A propósito, a foto que ilustra esta postagem é de um show realizado no Colégio Rio Branco logo após o Festival Abertura. Ali está, provavelmente, a mesma capa que utilizei no evento da Globo. Ali está, com certeza, o embrião que deu origem ao grupo Papa Poluição - e começou quando formamos uma banda para acompanhar Tom Zé alguns meses antes - inclusive no mesmo colégio paulistano.
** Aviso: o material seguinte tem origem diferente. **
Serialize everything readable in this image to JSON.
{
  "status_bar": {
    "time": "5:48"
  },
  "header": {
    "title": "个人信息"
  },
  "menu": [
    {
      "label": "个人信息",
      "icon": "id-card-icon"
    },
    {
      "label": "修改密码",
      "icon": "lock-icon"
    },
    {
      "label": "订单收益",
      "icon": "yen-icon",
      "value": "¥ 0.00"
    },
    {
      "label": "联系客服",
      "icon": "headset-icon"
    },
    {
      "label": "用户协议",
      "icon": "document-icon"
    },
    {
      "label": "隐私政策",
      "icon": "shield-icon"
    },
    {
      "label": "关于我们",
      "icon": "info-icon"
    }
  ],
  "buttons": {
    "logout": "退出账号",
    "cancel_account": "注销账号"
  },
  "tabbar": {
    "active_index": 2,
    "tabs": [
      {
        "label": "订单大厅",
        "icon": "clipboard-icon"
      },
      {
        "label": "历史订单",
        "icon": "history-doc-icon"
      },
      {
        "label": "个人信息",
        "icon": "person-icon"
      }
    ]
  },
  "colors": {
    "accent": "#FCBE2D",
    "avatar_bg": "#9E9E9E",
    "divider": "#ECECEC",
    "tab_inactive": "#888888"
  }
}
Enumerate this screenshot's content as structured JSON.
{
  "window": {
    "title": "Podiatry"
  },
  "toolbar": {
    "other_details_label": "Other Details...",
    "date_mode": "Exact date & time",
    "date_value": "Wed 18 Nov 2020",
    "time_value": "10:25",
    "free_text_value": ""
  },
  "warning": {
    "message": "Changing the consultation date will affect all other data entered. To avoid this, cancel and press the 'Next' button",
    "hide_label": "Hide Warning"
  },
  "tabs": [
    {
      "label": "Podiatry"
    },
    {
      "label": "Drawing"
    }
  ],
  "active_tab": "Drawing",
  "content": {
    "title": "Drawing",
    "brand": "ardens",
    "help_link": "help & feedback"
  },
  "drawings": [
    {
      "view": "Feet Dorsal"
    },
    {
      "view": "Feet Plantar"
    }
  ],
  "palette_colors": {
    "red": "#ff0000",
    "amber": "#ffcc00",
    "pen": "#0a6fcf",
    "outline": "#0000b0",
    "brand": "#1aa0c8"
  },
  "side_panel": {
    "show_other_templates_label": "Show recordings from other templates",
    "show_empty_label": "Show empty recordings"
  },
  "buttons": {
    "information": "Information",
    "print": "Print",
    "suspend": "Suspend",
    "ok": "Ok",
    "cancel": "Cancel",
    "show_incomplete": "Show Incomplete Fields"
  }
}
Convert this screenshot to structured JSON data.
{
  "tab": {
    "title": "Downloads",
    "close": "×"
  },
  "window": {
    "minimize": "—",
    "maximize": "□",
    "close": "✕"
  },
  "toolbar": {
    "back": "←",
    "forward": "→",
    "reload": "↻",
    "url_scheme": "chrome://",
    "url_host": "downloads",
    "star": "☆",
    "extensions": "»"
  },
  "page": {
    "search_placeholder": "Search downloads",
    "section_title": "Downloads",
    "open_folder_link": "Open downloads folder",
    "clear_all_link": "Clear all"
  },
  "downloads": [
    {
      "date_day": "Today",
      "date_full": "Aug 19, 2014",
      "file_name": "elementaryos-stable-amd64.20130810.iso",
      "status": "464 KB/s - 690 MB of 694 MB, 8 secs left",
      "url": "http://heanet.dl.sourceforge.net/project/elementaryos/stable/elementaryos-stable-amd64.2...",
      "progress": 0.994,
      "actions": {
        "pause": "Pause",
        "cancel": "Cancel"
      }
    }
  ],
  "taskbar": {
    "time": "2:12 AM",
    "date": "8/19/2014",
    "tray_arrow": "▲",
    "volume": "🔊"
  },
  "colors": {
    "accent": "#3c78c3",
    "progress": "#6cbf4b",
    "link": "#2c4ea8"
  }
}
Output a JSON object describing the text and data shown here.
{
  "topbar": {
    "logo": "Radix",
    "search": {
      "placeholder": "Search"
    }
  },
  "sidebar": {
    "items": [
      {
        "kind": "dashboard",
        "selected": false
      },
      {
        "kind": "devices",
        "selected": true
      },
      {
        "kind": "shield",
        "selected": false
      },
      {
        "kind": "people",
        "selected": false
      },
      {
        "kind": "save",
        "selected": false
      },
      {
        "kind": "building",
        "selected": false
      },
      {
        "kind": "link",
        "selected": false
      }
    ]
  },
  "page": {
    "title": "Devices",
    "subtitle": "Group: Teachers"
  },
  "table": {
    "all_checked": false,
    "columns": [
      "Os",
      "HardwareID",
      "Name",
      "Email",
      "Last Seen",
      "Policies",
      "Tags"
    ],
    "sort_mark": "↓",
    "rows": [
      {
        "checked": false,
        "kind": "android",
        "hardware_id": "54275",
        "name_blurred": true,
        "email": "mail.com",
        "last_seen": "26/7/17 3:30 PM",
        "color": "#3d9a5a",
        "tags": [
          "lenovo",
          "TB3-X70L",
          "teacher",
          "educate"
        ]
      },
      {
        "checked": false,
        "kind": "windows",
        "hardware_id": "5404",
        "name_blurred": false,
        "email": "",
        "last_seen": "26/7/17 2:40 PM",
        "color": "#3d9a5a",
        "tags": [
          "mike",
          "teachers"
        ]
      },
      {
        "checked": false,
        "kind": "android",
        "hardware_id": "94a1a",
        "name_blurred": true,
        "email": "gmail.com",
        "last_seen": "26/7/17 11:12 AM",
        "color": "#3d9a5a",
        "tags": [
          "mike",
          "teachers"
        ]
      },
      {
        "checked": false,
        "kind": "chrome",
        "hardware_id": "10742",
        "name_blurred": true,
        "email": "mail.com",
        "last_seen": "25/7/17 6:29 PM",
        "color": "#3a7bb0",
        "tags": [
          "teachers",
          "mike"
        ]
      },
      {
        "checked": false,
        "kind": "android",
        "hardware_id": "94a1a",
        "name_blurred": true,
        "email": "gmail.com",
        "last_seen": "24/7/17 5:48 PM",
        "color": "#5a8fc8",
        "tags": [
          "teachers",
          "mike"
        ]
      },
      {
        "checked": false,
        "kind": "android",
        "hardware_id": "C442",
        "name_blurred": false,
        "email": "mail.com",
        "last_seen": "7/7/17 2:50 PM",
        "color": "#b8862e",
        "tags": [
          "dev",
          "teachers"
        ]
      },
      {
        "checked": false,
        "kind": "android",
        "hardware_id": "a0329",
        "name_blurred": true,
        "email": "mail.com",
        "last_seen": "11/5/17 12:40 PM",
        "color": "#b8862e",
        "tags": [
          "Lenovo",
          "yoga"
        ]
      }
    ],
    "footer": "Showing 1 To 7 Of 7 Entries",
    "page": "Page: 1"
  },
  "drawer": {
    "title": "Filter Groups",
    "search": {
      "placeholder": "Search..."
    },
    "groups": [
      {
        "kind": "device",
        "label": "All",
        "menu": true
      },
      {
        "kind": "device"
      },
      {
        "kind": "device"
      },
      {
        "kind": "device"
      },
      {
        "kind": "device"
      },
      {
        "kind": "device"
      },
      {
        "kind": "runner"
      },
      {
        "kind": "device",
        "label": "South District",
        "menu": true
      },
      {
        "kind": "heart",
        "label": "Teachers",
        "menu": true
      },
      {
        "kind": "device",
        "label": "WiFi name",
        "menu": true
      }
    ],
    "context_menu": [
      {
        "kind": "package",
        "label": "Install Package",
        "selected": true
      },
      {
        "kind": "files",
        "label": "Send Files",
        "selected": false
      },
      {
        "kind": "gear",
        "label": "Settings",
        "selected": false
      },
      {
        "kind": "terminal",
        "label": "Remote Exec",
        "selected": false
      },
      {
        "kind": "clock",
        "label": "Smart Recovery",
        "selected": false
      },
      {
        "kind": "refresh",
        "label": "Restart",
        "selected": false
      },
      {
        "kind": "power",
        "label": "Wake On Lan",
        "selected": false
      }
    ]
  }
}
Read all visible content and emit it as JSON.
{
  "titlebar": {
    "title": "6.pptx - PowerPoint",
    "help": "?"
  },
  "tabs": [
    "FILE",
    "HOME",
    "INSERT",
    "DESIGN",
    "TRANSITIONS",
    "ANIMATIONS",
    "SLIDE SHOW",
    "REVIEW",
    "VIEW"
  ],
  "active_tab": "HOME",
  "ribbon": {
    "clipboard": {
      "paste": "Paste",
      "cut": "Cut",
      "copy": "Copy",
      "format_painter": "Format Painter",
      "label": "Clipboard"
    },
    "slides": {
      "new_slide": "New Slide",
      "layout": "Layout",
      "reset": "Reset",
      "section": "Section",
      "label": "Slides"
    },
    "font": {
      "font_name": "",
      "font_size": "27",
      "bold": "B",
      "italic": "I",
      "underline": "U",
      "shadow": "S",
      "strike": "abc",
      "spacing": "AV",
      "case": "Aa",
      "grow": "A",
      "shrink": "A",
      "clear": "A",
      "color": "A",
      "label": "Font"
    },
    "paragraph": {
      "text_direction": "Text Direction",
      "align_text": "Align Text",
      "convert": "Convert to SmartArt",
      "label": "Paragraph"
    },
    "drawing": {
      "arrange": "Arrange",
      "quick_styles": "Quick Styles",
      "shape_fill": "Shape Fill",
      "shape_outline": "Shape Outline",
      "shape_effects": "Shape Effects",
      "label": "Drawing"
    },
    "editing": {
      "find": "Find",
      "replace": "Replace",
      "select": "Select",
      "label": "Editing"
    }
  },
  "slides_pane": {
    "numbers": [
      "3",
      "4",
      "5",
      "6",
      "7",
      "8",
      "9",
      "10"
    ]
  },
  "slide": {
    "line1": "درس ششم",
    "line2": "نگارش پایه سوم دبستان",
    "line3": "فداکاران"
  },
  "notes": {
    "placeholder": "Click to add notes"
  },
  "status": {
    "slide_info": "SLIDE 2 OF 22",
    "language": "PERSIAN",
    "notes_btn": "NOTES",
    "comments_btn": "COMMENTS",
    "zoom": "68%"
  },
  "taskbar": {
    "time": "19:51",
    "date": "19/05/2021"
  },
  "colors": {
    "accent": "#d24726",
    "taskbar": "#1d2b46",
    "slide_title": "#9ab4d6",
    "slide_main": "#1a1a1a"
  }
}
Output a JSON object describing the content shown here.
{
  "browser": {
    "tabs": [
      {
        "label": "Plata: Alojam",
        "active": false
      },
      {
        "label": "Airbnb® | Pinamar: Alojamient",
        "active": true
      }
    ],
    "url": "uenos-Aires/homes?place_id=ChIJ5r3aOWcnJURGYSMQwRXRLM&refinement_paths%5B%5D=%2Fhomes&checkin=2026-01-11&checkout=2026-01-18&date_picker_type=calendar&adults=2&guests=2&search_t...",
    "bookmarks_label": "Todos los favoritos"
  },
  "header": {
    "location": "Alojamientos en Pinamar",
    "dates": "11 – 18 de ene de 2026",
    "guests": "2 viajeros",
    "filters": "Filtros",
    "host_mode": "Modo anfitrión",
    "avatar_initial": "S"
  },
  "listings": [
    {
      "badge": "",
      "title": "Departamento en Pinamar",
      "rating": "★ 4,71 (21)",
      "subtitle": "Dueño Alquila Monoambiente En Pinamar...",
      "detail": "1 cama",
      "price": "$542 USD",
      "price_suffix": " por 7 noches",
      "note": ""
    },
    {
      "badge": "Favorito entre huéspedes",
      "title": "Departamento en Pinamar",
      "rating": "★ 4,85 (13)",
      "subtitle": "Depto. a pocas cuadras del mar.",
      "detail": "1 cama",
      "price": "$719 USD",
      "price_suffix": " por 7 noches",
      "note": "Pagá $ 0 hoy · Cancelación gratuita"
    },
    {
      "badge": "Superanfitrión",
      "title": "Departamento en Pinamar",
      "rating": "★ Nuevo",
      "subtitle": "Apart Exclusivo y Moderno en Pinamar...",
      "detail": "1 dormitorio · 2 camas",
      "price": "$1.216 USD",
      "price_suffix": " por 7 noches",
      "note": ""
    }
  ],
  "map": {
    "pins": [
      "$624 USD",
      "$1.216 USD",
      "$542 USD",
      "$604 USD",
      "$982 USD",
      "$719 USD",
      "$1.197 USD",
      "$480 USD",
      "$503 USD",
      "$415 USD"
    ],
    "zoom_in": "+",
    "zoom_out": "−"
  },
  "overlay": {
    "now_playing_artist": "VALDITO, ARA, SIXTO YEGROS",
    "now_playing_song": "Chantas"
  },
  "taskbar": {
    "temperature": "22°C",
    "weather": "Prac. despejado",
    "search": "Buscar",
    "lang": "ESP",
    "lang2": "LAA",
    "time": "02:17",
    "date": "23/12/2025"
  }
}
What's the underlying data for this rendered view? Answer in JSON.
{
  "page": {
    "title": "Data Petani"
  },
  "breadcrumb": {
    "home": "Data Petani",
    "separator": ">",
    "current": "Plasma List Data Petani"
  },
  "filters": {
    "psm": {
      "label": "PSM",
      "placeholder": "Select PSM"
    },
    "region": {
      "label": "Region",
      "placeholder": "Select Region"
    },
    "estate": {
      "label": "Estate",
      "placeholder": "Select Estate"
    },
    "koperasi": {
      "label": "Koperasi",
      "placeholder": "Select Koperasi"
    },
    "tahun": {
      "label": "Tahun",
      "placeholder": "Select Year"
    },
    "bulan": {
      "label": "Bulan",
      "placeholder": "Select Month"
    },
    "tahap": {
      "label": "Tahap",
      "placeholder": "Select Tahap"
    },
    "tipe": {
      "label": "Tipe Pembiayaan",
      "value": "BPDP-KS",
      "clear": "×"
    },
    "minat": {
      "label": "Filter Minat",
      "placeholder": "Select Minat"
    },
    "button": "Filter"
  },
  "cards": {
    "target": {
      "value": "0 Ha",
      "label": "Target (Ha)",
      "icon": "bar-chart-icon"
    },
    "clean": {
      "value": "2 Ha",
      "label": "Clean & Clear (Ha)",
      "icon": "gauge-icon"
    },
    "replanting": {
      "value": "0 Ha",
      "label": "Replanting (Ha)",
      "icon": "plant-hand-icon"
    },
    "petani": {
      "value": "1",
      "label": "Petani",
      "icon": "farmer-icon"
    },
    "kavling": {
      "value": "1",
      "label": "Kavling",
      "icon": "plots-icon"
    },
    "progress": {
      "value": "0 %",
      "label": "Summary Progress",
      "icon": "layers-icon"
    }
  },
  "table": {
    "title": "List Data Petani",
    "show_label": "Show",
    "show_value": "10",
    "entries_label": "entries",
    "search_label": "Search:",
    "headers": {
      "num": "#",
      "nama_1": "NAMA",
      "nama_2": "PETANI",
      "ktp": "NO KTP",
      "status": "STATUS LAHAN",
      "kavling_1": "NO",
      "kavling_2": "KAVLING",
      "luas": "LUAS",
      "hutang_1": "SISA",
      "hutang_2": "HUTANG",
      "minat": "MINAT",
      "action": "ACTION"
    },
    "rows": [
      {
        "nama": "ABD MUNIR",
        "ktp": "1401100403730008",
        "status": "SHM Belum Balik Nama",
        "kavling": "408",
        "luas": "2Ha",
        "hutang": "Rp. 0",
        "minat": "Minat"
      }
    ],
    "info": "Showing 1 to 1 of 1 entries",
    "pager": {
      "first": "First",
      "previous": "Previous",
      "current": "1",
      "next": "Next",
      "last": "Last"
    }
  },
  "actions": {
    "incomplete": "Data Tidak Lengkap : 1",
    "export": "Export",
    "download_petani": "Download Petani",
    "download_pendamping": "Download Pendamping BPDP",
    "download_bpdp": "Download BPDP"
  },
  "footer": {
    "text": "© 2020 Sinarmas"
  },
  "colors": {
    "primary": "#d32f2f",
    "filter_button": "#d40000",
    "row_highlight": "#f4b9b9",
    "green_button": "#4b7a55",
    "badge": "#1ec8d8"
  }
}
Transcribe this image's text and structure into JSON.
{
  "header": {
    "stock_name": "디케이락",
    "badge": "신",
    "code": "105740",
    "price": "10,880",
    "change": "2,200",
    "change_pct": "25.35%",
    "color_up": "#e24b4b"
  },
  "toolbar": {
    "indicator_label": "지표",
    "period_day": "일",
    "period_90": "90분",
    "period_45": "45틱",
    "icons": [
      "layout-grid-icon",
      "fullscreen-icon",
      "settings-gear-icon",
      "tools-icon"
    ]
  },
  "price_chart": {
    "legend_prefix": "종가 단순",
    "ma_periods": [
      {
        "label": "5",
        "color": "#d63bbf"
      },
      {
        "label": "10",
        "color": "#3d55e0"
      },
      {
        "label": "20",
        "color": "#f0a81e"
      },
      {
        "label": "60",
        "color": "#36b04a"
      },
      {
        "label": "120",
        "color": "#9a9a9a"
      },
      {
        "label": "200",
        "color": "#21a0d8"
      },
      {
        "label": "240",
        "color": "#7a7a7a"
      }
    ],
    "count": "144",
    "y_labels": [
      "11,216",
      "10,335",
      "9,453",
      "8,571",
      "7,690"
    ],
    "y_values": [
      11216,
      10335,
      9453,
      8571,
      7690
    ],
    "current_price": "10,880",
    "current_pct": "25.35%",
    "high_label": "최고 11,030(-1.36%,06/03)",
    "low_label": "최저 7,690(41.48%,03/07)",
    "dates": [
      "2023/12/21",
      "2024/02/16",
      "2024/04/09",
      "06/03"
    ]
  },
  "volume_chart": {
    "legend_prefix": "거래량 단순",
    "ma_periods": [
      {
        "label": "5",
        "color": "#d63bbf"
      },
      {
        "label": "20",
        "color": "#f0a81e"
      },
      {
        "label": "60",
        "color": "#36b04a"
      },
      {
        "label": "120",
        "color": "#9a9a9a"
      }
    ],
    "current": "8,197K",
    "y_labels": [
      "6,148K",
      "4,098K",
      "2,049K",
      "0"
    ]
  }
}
Além de Xico Carlos na bateria e Fausto Aguiar na guitarra, contei com a participação de José Luís Penna e Paulinho Costa. Não lembro quem estava no baixo: a pessoa ficou encoberta por mim na fotografia. Mas recordo que bem em frente, na platéia, estavam Décio Pignatari e os irmãos Campos - Augusto e Haroldo. E que estreamos nessa noite outra parceria minha e do Décio: O hipopopótamo, rumba dançante de letra estranhíssima.

Tiago Araripe

6 comentários:

guida disse...

Oi Tiago,
bom dia!
Engraçado, mas há muitos anos atrás, ouvia seu disco, Cabelos de Sansão, em um sobrado na Vl Mariana.
E ontem, sonhei com uma das músicas (Estrela do Mar).
Falei hj, por e-mail, com minha irmã, pois eu não lembravaa seu nome (desculpe).
Ela, no entanto, é sua amiga (ou foi...rs)
Goretti seu nome.
Enfim, estou muito feliz em saber que poderei, em breve, voltar a te ouvir.
Bjs e sucesso!

Tiago Araripe disse...

interessante sincronicidade, guida. "estrela-do-mar", parceria com cid campos, é uma das canções de que mais gosto no disco.
um abraço para sua irmã.
e para você também.

Anônimo disse...

ola Tiago:
lembro do maestro Mauro Giorgetti, aos berros, desesperado ao telefone, me intimando pra ir até o Municipal. ainda bem que nao precisou pois voce deu conta muito bem apesar da rouquidao.
puxa vida, voce tem otimas fotos do Papa!
ah, acho que "Elo" ta ficando legal. abraços
Paulo Costa

Unknown disse...

pois é, paulo. a globo colocou à disposição maestros como júlio medaglia e outros grandes nomes. mas insisti no então desconhecido mauro giorgetti, que fez aquele arranjo genial para "drácula". incluindo até clarone!

Dalvinha disse...

Se preocupa não paulo costa...eu salvo todas as fotos.Viu Tiago?posso? agora já foi.Tá tudo no arquivo Papa Poluição/Paulo Costa.Tô aqui pra isso.Tiago, vc deixa eu pegar as fotos não é?Vão servir pra vc também quando lançar Cabelos de sansão.Pode deixar.Beijos Paulo, Beijos Tiago.
Dalvinha Costa

Tiago Araripe disse...

pode pegar as fotos sim, dalvinha. elas pertencem a todos os papas e agregados. abs.